From 2015 to 2016, Panov was a deputy of the city Duma of the city of Nizhny Novgorod VI convocation, won the election with a result of about 53% of the vote in his district and since 2015 he's been chairman of the regional branch of LLC "Support of Russia"

=== Election to the State Duma ===
On September 18, 2016 Panov was elected to the State Duma of Russia for the Nizhny Novgorod region No. 129, garnering 46% of the vote (87.5 thousand voters), ahead of the candidate Communist Party of the Russian Federation Denis Voronenkov representing the voters of this district in the State Duma.

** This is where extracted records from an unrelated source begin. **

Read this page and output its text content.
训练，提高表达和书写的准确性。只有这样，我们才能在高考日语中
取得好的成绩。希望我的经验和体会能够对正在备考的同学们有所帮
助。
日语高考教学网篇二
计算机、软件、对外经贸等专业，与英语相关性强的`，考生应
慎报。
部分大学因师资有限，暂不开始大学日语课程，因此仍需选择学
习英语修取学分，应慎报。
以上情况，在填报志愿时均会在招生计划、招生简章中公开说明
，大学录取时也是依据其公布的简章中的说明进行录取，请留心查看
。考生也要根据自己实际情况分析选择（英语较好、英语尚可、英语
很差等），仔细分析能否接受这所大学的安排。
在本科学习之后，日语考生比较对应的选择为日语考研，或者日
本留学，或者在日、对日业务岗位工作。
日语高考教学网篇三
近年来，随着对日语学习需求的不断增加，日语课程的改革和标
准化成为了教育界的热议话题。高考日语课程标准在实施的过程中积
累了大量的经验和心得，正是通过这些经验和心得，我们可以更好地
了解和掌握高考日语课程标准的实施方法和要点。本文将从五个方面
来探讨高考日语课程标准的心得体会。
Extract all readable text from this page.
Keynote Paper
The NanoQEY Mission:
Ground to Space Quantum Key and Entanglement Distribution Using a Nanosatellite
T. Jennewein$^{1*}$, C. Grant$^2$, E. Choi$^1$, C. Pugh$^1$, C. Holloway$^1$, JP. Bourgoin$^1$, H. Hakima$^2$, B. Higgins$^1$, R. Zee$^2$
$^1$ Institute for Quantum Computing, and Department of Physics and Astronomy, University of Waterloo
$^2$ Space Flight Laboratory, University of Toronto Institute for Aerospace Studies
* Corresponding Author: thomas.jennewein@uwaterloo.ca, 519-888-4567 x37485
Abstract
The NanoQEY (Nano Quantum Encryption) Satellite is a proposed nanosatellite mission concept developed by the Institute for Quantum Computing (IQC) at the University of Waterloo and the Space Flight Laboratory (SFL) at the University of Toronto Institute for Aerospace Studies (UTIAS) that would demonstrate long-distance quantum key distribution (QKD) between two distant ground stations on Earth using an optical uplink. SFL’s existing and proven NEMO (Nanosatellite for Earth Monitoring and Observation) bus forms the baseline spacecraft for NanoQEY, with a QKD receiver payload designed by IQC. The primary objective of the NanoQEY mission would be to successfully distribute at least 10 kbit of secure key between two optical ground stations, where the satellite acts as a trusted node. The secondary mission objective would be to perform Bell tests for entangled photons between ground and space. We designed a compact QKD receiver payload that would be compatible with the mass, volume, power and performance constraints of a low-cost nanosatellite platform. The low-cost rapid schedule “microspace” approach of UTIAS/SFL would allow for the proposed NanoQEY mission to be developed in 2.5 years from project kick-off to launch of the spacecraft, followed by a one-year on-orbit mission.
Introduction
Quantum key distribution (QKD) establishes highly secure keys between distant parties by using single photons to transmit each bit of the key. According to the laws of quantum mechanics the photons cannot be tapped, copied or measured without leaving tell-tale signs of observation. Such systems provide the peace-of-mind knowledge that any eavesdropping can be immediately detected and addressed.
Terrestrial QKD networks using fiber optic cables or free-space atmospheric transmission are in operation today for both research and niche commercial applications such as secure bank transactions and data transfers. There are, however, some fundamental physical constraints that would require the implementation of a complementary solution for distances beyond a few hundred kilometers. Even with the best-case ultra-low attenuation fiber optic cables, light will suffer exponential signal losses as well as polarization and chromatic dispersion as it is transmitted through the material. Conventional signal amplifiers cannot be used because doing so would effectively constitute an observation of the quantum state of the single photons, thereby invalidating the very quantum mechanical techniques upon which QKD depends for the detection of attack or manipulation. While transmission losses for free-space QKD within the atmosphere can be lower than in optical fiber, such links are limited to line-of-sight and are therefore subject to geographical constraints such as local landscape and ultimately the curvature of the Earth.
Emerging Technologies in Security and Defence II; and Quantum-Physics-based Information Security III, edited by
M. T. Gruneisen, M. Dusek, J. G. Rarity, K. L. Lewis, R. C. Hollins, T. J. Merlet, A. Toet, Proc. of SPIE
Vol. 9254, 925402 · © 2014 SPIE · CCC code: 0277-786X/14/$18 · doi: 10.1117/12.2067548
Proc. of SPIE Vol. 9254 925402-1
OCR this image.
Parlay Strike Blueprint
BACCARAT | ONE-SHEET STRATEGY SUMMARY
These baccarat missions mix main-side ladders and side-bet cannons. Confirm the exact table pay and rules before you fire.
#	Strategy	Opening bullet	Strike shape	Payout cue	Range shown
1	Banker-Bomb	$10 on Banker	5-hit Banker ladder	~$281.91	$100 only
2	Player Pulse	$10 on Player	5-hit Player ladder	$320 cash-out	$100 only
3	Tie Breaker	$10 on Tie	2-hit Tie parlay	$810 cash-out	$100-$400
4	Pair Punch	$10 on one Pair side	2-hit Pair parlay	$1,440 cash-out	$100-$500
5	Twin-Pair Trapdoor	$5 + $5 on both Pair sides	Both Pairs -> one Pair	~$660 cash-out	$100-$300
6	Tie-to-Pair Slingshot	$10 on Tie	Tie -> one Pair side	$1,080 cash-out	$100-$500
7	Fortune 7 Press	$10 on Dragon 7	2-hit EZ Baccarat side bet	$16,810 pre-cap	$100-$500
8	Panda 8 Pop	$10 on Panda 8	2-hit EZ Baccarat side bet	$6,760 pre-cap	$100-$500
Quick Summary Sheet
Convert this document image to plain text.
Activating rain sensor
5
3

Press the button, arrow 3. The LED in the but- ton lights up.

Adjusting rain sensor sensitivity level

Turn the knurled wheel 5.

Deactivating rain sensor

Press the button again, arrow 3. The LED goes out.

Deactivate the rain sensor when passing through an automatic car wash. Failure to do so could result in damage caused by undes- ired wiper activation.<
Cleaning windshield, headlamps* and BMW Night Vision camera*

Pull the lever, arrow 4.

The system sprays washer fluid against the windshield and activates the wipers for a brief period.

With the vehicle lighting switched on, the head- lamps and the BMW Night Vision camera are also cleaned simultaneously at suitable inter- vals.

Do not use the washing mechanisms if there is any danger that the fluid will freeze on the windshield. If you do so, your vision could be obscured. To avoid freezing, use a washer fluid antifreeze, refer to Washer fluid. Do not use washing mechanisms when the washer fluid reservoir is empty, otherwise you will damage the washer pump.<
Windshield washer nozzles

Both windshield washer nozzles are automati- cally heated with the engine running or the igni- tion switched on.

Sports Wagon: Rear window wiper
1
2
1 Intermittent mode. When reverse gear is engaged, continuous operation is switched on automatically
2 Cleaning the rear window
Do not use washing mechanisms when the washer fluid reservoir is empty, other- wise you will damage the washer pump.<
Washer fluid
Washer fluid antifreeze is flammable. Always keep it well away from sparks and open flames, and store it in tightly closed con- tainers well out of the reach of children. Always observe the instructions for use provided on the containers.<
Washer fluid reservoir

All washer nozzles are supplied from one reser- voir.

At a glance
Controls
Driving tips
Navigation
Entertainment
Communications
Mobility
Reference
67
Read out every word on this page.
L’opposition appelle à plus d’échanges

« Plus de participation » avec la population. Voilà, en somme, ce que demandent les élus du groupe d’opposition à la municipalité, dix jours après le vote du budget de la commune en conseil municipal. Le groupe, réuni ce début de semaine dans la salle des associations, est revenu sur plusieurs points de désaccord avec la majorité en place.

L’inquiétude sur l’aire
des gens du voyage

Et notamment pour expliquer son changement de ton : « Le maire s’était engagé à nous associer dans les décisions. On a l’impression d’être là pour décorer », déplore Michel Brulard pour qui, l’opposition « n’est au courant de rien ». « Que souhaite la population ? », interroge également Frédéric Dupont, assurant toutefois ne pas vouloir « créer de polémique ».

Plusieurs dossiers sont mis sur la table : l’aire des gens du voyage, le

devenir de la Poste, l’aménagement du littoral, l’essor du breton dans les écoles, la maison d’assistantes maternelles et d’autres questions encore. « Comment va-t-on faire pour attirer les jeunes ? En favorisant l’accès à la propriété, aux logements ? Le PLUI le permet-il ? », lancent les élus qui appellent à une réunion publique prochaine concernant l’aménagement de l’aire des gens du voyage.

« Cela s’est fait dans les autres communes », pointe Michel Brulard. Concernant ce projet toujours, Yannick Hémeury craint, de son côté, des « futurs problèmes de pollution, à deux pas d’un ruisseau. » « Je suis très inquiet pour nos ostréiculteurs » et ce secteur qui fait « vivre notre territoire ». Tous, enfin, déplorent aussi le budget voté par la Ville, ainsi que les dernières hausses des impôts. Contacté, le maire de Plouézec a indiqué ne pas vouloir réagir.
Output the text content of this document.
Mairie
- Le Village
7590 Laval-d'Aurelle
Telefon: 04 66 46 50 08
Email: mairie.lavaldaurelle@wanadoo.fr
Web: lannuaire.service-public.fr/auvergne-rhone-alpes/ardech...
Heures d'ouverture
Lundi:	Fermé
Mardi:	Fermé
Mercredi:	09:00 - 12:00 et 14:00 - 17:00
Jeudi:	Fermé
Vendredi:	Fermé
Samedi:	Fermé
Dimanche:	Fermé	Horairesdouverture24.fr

=== Career after elections to the State Duma ===
Panov has been a member of the General Council of the Party "United Russia" since 2017. In October 2017, the provisional acting governor of the Nizhny Novgorod region Gleb Nikitin nominated Vladimir Panov for the mayor of Nizhny Novgorod. The head of the region suggested the deputy State Duma of Panova in city-managers of Nizhny Novgorod

=== The Mayor of Nizhny Novgorod ===
On January 17, 2018, Panov was elected Mayor of Nizhny Novgorod. May 6, 2020 resigned due to increase. Deputies of the City Duma approved the resignation.

== Business Partners ==
The main business partner of State Duma deputy Panov is Mikhail Markevich. He is the director of the majority of LLC, the founder of which is Vladimir Panov. Among business partners was the owner of several premium restaurants Alexander Tabunshchikov and Businessman Eduard Nikitin was considered a business partner in Kazan. According to official reports, as of 2017, the most profitable enterprises owned by Vladimir Panov, LLC Milo / Gold, Soho Group LLC, CJSC Coffeehouse. According to the Seldon basis, as of October 2017, was a co-owner of 28 operating companies with revenues of more than 1 billion rubles by the end of 2016. In January 2018, on the eve of his election to the mayor of Nizhny Novgorod, Panov gave up controlling stakes in the companies, transferring his share to either a relative of Nina Panova, or to her long-time business partners Mikhail Markevich, Andrei Mironov and Eduard Nikitin.

== Legislative work ==

=== Animal Bills ===
In 2013, the secretary of the local branch of "United Russia" and deputy chairman of the Legislative Assembly, Alexander Tabachnikov instructed Panov to engage in the development of local zoo protection legislation. As a result, in 2015, the deputies adopted in the second final reading the law "On Neglected Animals" developed by Panov, which provided for the replacement of traditional irretrievable catch [] by an innovative OVSV method according to the Indian pattern: after sterilization dogs were released on the streets of Nizhny Novgorod for free living. The implementation of this method in practice caused a number of conflict situations related to the attack of sterilized dogs on citizens and the repeated occurrence of foci of rabies in the city in 2016.